With all this time spent working remotely, it’s not unusual for me to pop an edible around five and wait for it to kick in around the end of the workday. But I forgot to have lunch today and my boss just texted me with something urgent and…can somebody help me? I’m devastatingly high and she’s asking for something involving an Excel sheet.
Does anybody know how to read a pivot table if you’ve low-key forgotten your name and who you are?
Anyway, this work/life balance thing can always be a challenge when you thought you were taking 5mg but you accidentally took 50mg and your boss is texting you again like “????” and you’re frozen in place, unable to respond, and not sure if any of these texts are actually real. Could someone stop by and translate these for me, or tell me if these are a figment of my imagination??
Also, if anyone could let me know if I’m actually in the process of dying or if that’s just a weed thing, please let me know immediately.
If anyone could just give me a little career advice here, I’m wondering if maybe I should just like…tell her? Like, would she understand? We’ve all had a tough year and I’m sure I’m not the only one who has accidentally taken a heroic dose at five on a Monday and is now convinced she is floating in the fog of oblivion for what seems like an eternity.
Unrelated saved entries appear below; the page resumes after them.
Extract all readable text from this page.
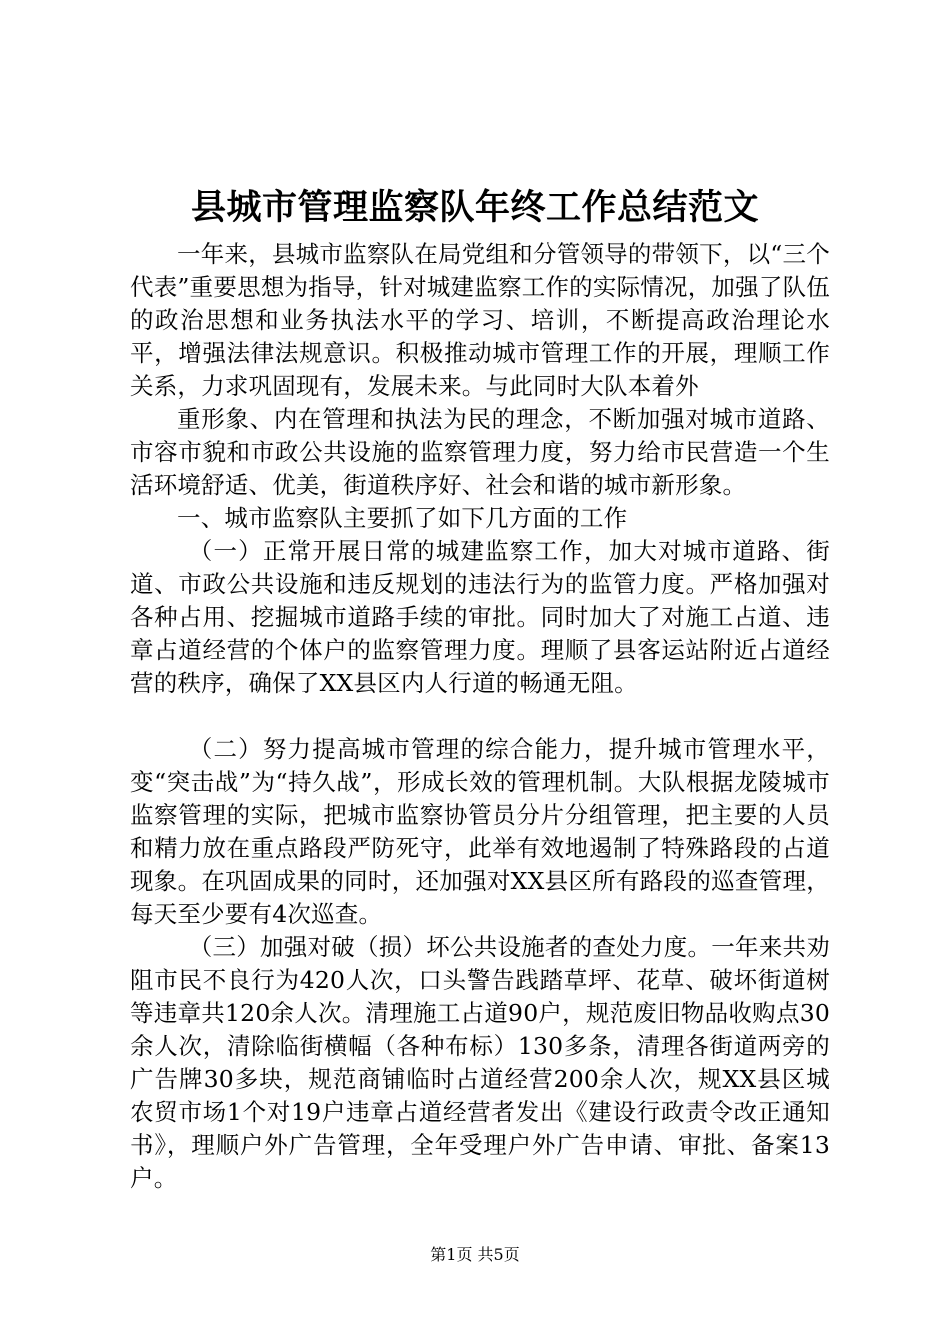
县城市管理监察队年终工作总结范文

一年来，县城市监察队在局党组和分管领导的带领下，以“三个代表”重要思想为指导，针对城建监察工作的实际情况，加强了队伍的政治思想和业务执法水平的学习、培训，不断提高政治理论水平，增强法律法规意识。积极推动城市管理工作的开展，理顺工作关系，力求巩固现有，发展未来。与此同时大队本着外

重形象、内在管理和执法为民的理念，不断加强对城市道路、市容市貌和市政公共设施的监察管理力度，努力给市民营造一个生活环境舒适、优美，街道秩序好、社会和谐的城市新形象。

一、城市监察队主要抓了如下几方面的工作

（一）正常开展日常的城建监察工作，加大对城市道路、街道、市政公共设施和违反规划的违法行为的监管力度。严格加强对各种占用、挖掘城市道路手续的审批。同时加大了对施工占道、违章占道经营的个体户的监察管理力度。理顺了县客运站附近占道经营的秩序，确保了XX县区内人行道的畅通无阻。

（二）努力提高城市管理的综合能力，提升城市管理水平，变“突击战”为“持久战”，形成长效的管理机制。大队根据龙陵城市监察管理的实际，把城市监察协管员分片分组管理，把主要的人员和精力放在重点路段严防死守，此举有效地遏制了特殊路段的占道现象。在巩固成果的同时，还加强对XX县区所有路段的巡查管理，每天至少要有4次巡查。

（三）加强对破（损）坏公共设施者的查处力度。一年来共劝阻市民不良行为420人次，口头警告践踏草坪、花草、破坏街道树等违章共120余人次。清理施工占道90户，规范废旧物品收购点30余人次，清除临街横幅（各种布标）130多条，清理各街道两旁的广告牌30多块，规范商铺临时占道经营200余人次，规XX县区城农贸市场1个对19户违章占道经营者发出《建设行政责令改正通知书》，理顺户外广告管理，全年受理户外广告申请、审批、备案13户。

第1页 共5页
By the way, does anyone know how to turn off the Slack notifications going off in my head? I am melting.
So, no pressure or anything, but if anyone can help me out of this before I spend the rest of eternity in this hellscape of my own creation, let me know! And that if you really think about it, we’re all kind of living and dead all at once if time is flat and it’s just our perception that’s limited, but then again, I need an entire pizza or I will die.
Also, tell my boss I’m sorry I’m late for work tomorrow!